Edgar Allan Poe as a Major Influence upon Allen Ginsberg

By Pollin, Burton R. | The Mississippi Quarterly, Fall 1999 | Go to article overview

Edgar Allan Poe as a Major Influence upon Allen Ginsberg


Pollin, Burton R., The Mississippi Quarterly


Part 1. Introduction

ALLEN GINSBERG (1926-1997) HAD GREAT AND WIDESPREAD influence in the nineteen fifties to seventies as a leader of "The Beats." He was their eloquent bard, especially through Howl & Other Poems (1956) and Kaddish and Other Poems (1961). In 1984, when the popularity of the unorthodox "movement" was waning, the publication of his Collected Poems 1947-1980, a densely printed, mammoth volume, containing notes and indices (with over a dozen ignored references to Poe) gave a renewed vigor to his reputation. Even among academic critics and their readership, he was regarded as an outstanding American poet, sought here and throughout the world for readings, recordings, interviews, press releases on controversial issues, television conferences, and verse contributions to journals.(1) Even formerly lukewarm or hostile commentators found creditable features in his unconventional, vividly uninhibited poems about social, political, and sexual conduct and action. Only a small group of conservative critics(2) have continued to denounce his work and life style as subversive of decency, normality, and sound values, especially in the effect upon youth. By contrast, a large Festschrift of 1986 provided a gathering of accolades from prominent writers, including Kenneth Koch, Kurt Vonnegut, Yevtushenko, Kay Boyle, John Hollander, and dozens more.(3) With his death on April 5, 1997, there came a new avalanche of tributes and encomia, still too fresh in our minds to need mention here.(4) In May 1998, 2,500 disciples and curious citizens thronged the Cathedral of St. John The Divine to hear a dozen singers, poets, and chanters in a program honoring Allen.

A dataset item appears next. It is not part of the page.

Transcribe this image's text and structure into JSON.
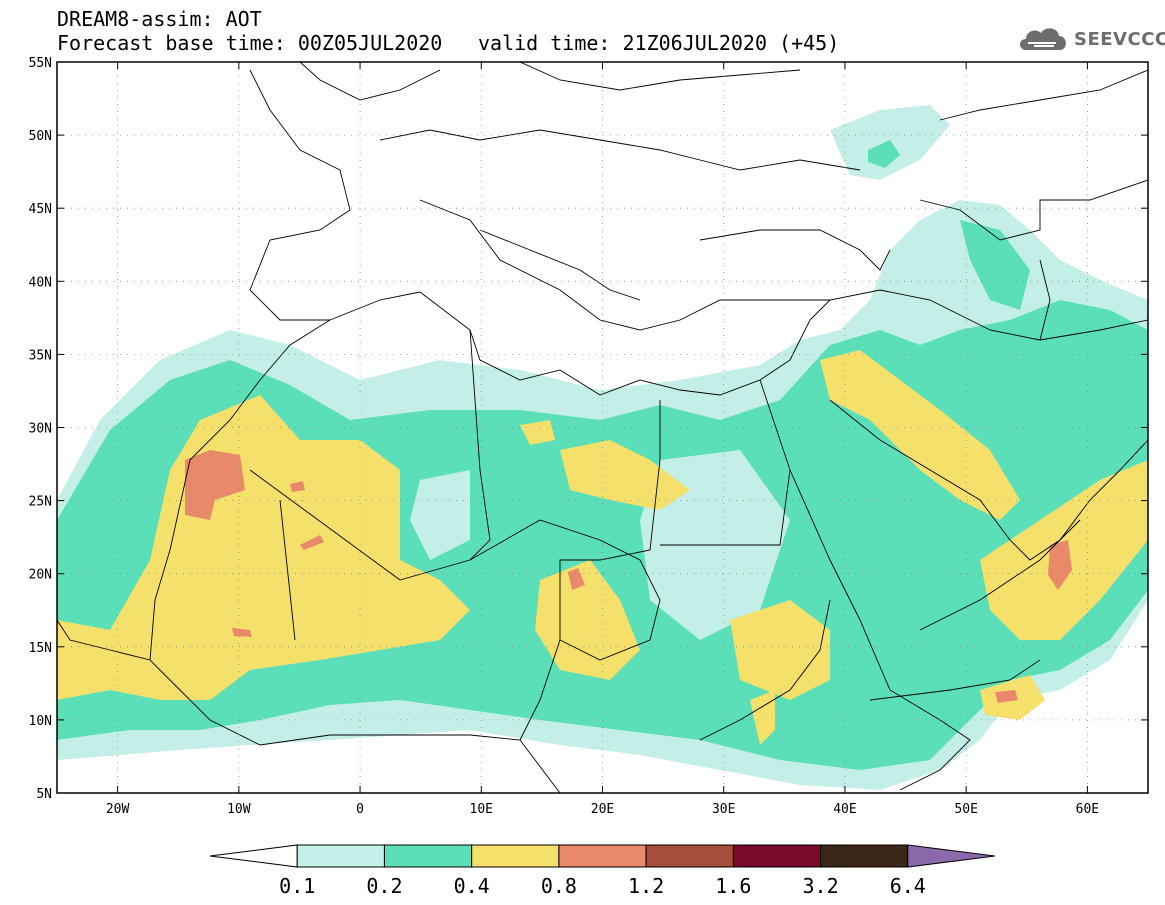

For balanced and analytic judgments of the chief merits in his work along with the accepted major sources, I give observations of two respected critics. Helen Vendler, in her book The Music of What Happens, writes: "an original voice in American poetry, helping to change public consciousness. ... His verbal wit has a keen edge of social truth ... satire and vision together in a way poetically new ... our common homeless predicament alternately farcical and touching.... Always a spontaneous and prolific writer ... thought-forms passing naturally through ordinary mind [as] always [my] motif and method ... a voice ... populist in tone but recondite in allusion ... always relishing the appearances of the world ... [combining] perception, passion, and humor.... American social and erotic reality." She notes the influences on him as Walt Whitman, W. C. Williams, Ezra Pound, William Blake.(5) Second, Joel Conarroe, in Eight American Poets, judges him "uneven, but clearly ... in the front rank of American artists" and deserving of praise for his teaching, his generosity, his opposition to all censorship, and support of individual freedom. As for his sources, Conarroe says: "Aside from Burroughs, Kerouac, Cassady," he "was moved by Blake's `mystical vision,' Whitman's `incantatory rhythms and brotherhood of man' and William Carlos Williams who favored `American idiomatic speech.'"(6) Other objective critics and analysts besides Vendler have most frequently mentioned as models and sources: William Blake, especially for "The Songs of Innocence and Experience"; Christopher Smart for Rejoice in the Lamb; and much of Walt Whitman; to a much smaller extent: Emily Dickinson, and Shelley for various poems.(7)

Almost entirely missing from suggestions as to sources from these and hundreds of commentaries is any attribution to Edgar Allan Poe; yet the evidence for Poe as an inspirer of themes and prosodic style, an example of personal courage and originality, an unconventional prober into new or "non-poetic" areas of society and of science is provided by Ginsberg himself: first, in direct allusions in his poems, especially those in Collected Poems 1947-1980, second, in the subjects of his own teaching seminars at Naropa Institute, in Boulder, Colorado (from 1976 on); third, in references in his journals and travel notes; in headnotes and prefaces to books, and in his own annotations to poems;(8) fourth, in his letters to numerous correspondents and in his numerous published or privately recorded interviews on tape or on videos; and finally in his liner notes to recordings.